Nuclear-propelled submarines are faster, can stay underwater indefinitely (an unlimited power supply means frequent refuelling is not required), do not need to surface periodically to replenish oxygen and dispose of waste gases, can more easily evade surveillance, and can also carry a larger number of missiles with longer range capabilities. The partnership will simultaneously enable the sharing of cyberwarfare capabilities, defence-related artificial intelligence and quantum computing, as well as other technologies applicable to undersea naval warfare.

 France was only apparently informed about the trilateral security pact just a few hours before the announcement. Foreign minister Jean-Yves Le Drian, who also happens to be a former defence minister, called the decision a “stab in the back” during an interview with France Info radio on 16 September. The following day, in an unprecedented move, France recalled its ambassadors in Canberra and Washington DC to Paris for consultations.

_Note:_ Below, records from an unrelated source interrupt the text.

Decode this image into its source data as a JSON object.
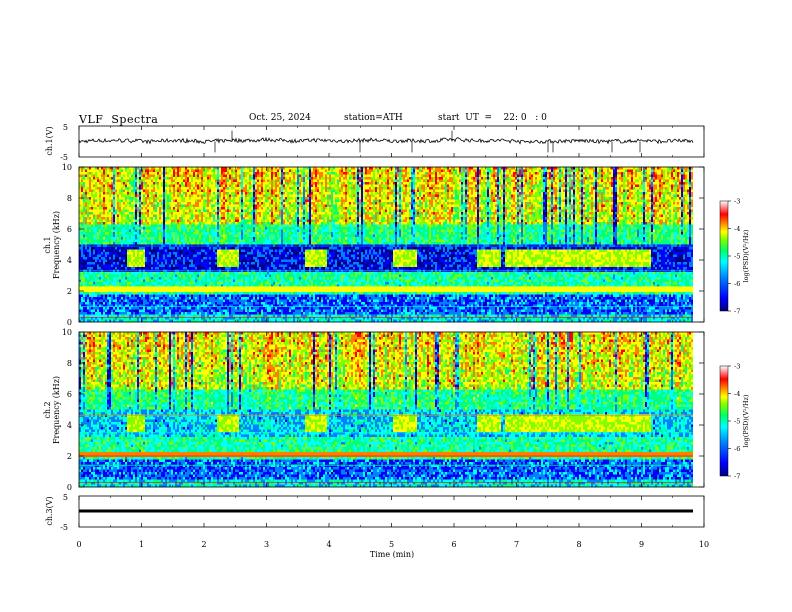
{
  "header": {
    "title": "VLF  Spectra",
    "date": "Oct. 25, 2024",
    "station": "station=ATH",
    "start": "start  UT  =    22: 0   : 0"
  },
  "chart_data": [
    {
      "type": "line",
      "panel": "ch1-waveform",
      "ylabel": "ch.1(V)",
      "ylim": [
        -5,
        5
      ],
      "yticks": [
        "5",
        "-5"
      ],
      "xlim": [
        0,
        10
      ],
      "series": [
        {
          "values_approx": "noisy waveform around 0 V, amplitude about ±1 V with sparse spikes",
          "baseline": 0
        }
      ]
    },
    {
      "type": "heatmap",
      "panel": "ch1-spectrogram",
      "ylabel_top": "ch.1",
      "ylabel": "Frequency  (kHz)",
      "ylim": [
        0,
        10
      ],
      "yticks": [
        "10",
        "8",
        "6",
        "4",
        "2",
        "0"
      ],
      "xlim": [
        0,
        10
      ],
      "colorbar": {
        "label": "log(PSD)(V²/Hz)",
        "range": [
          -7,
          -3
        ],
        "ticks": [
          "-3",
          "-4",
          "-5",
          "-6",
          "-7"
        ]
      },
      "bursts_min": [
        [
          0.75,
          1.05
        ],
        [
          2.2,
          2.55
        ],
        [
          3.6,
          3.95
        ],
        [
          5.0,
          5.4
        ],
        [
          6.35,
          6.75
        ],
        [
          6.8,
          9.15
        ]
      ]
    },
    {
      "type": "heatmap",
      "panel": "ch2-spectrogram",
      "ylabel_top": "ch.2",
      "ylabel": "Frequency  (kHz)",
      "ylim": [
        0,
        10
      ],
      "yticks": [
        "10",
        "8",
        "6",
        "4",
        "2",
        "0"
      ],
      "xlim": [
        0,
        10
      ],
      "colorbar": {
        "label": "log(PSD)(V²/Hz)",
        "range": [
          -7,
          -3
        ],
        "ticks": [
          "-3",
          "-4",
          "-5",
          "-6",
          "-7"
        ]
      },
      "bursts_min": [
        [
          0.75,
          1.05
        ],
        [
          2.2,
          2.55
        ],
        [
          3.6,
          3.95
        ],
        [
          5.0,
          5.4
        ],
        [
          6.35,
          6.75
        ],
        [
          6.8,
          9.15
        ]
      ]
    },
    {
      "type": "line",
      "panel": "ch3-waveform",
      "ylabel": "ch.3(V)",
      "ylim": [
        -5,
        5
      ],
      "yticks": [
        "5",
        "-5"
      ],
      "xlabel": "Time  (min)",
      "xlim": [
        0,
        10
      ],
      "xticks": [
        "0",
        "1",
        "2",
        "3",
        "4",
        "5",
        "6",
        "7",
        "8",
        "9",
        "10"
      ],
      "series": [
        {
          "values_approx": "flat line",
          "baseline": -2
        }
      ]
    }
  ],
  "colors": {
    "scale": [
      "#000080",
      "#0000ff",
      "#0080ff",
      "#00ffff",
      "#00ff80",
      "#80ff00",
      "#ffff00",
      "#ff8000",
      "#ff0000",
      "#ffffff"
    ]
  }
}
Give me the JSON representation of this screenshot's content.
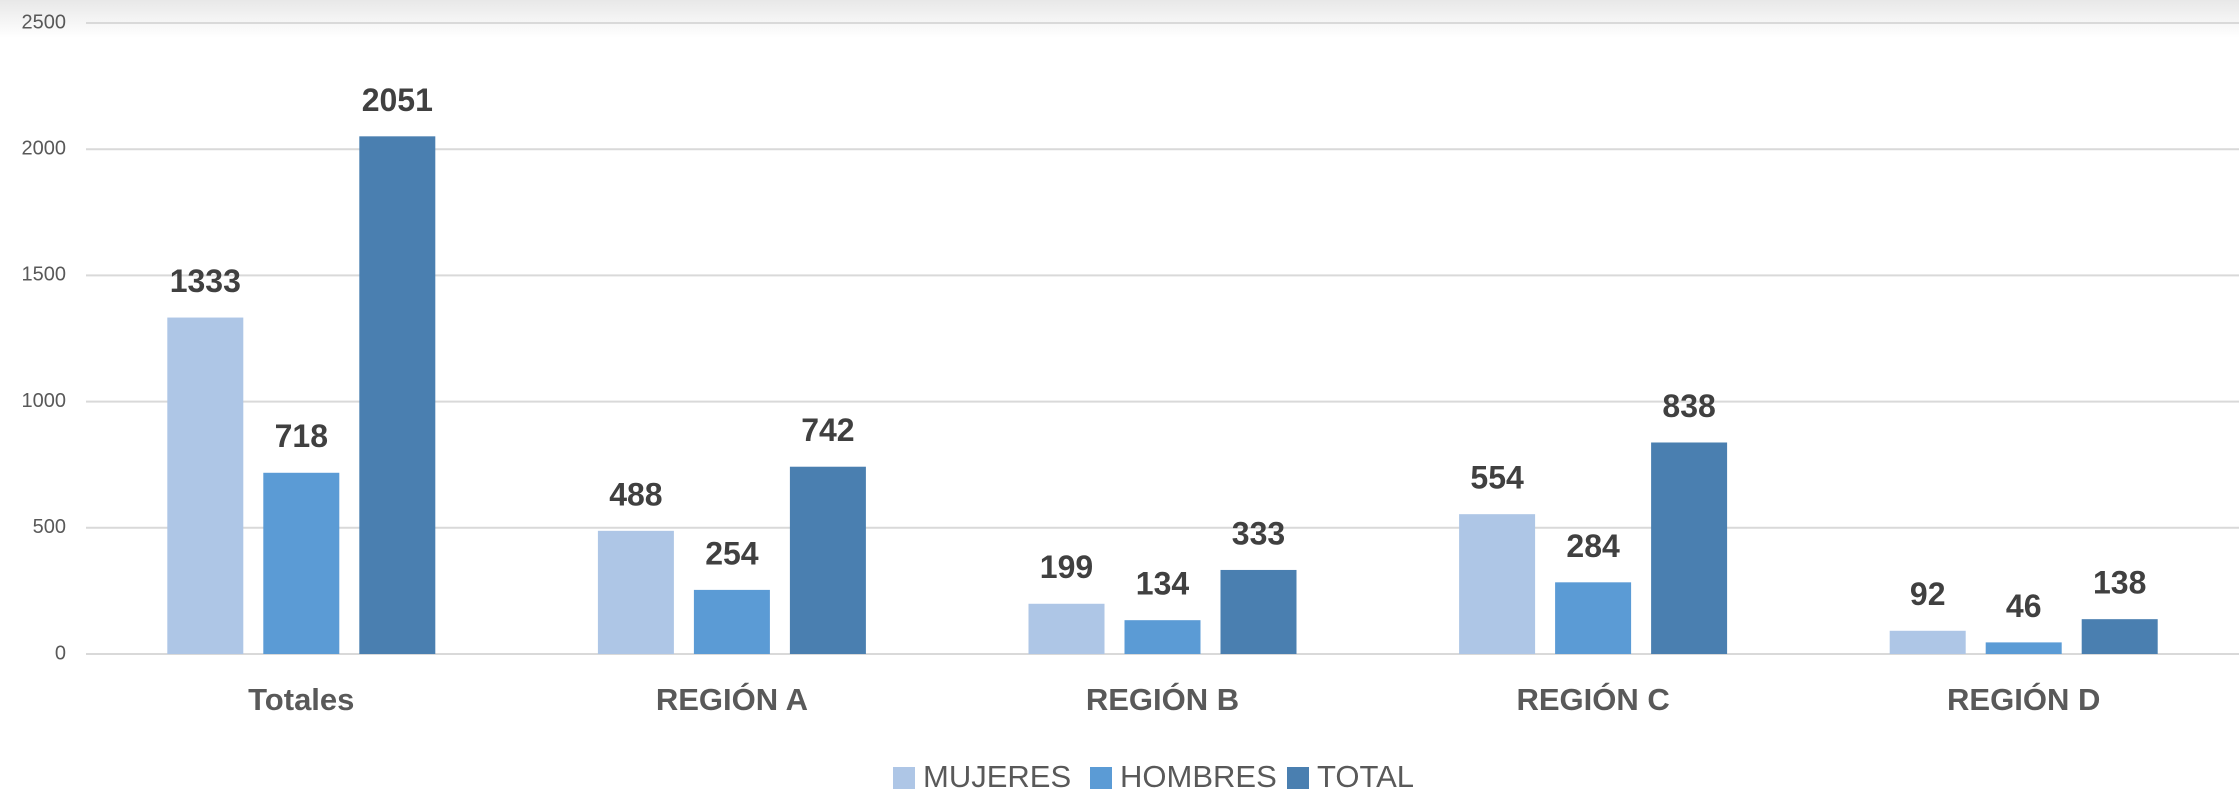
{
  "chart_data": {
    "type": "bar",
    "categories": [
      "Totales",
      "REGIÓN A",
      "REGIÓN B",
      "REGIÓN C",
      "REGIÓN D"
    ],
    "series": [
      {
        "name": "MUJERES",
        "color": "#aec6e6",
        "values": [
          1333,
          488,
          199,
          554,
          92
        ]
      },
      {
        "name": "HOMBRES",
        "color": "#5b9bd5",
        "values": [
          718,
          254,
          134,
          284,
          46
        ]
      },
      {
        "name": "TOTAL",
        "color": "#4a7fb0",
        "values": [
          2051,
          742,
          333,
          838,
          138
        ]
      }
    ],
    "ylim": [
      0,
      2500
    ],
    "yticks": [
      0,
      500,
      1000,
      1500,
      2000,
      2500
    ],
    "grid": true,
    "legend": "bottom"
  }
}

 Just as Australia sets out to antagonise France, relations between Australia and China, Australia’s biggest two-way trading partner, have already reached an all-time low. Australian condemnation of human rights abuses in China and a call by Scott Morrison for an independent investigation into the Chinese origins of Covid-19 have accompanied a damaging trade war, in the course of which China has imposed heavy tariffs on Australian exports (barley, beef, wine) and also stopped imports of Australian coal.

 Within the Indo-Pacific region, China is engaged in a steady process of expanding its land and maritime territories, leading to territorial disputes with countries such as the Philippines and Vietnam. Its claim to the South China Islands is supposedly based on the 1982 UN Convention on the Law of the Sea and on its own “nine-dash” demarcation line. Then there are the continued threats to the ambivalent status of Taiwan, a side-lined and isolated nation that only has official diplomatic relations with fourteen low-level UN member states and the Vatican, and continues to be seen as a threat to the “One-China” policy.

There is a long way to go yet, and it is also not known whether France will choose to sue for breach of contract. The submarines will take several years to construct, and the current crop of leaders will most likely not be around when they are finally delivered, ready for deployment. It is only to hoped that their successors will put these new vessels to sensible use, without triggering armed conflict in the Indo-Pacific region.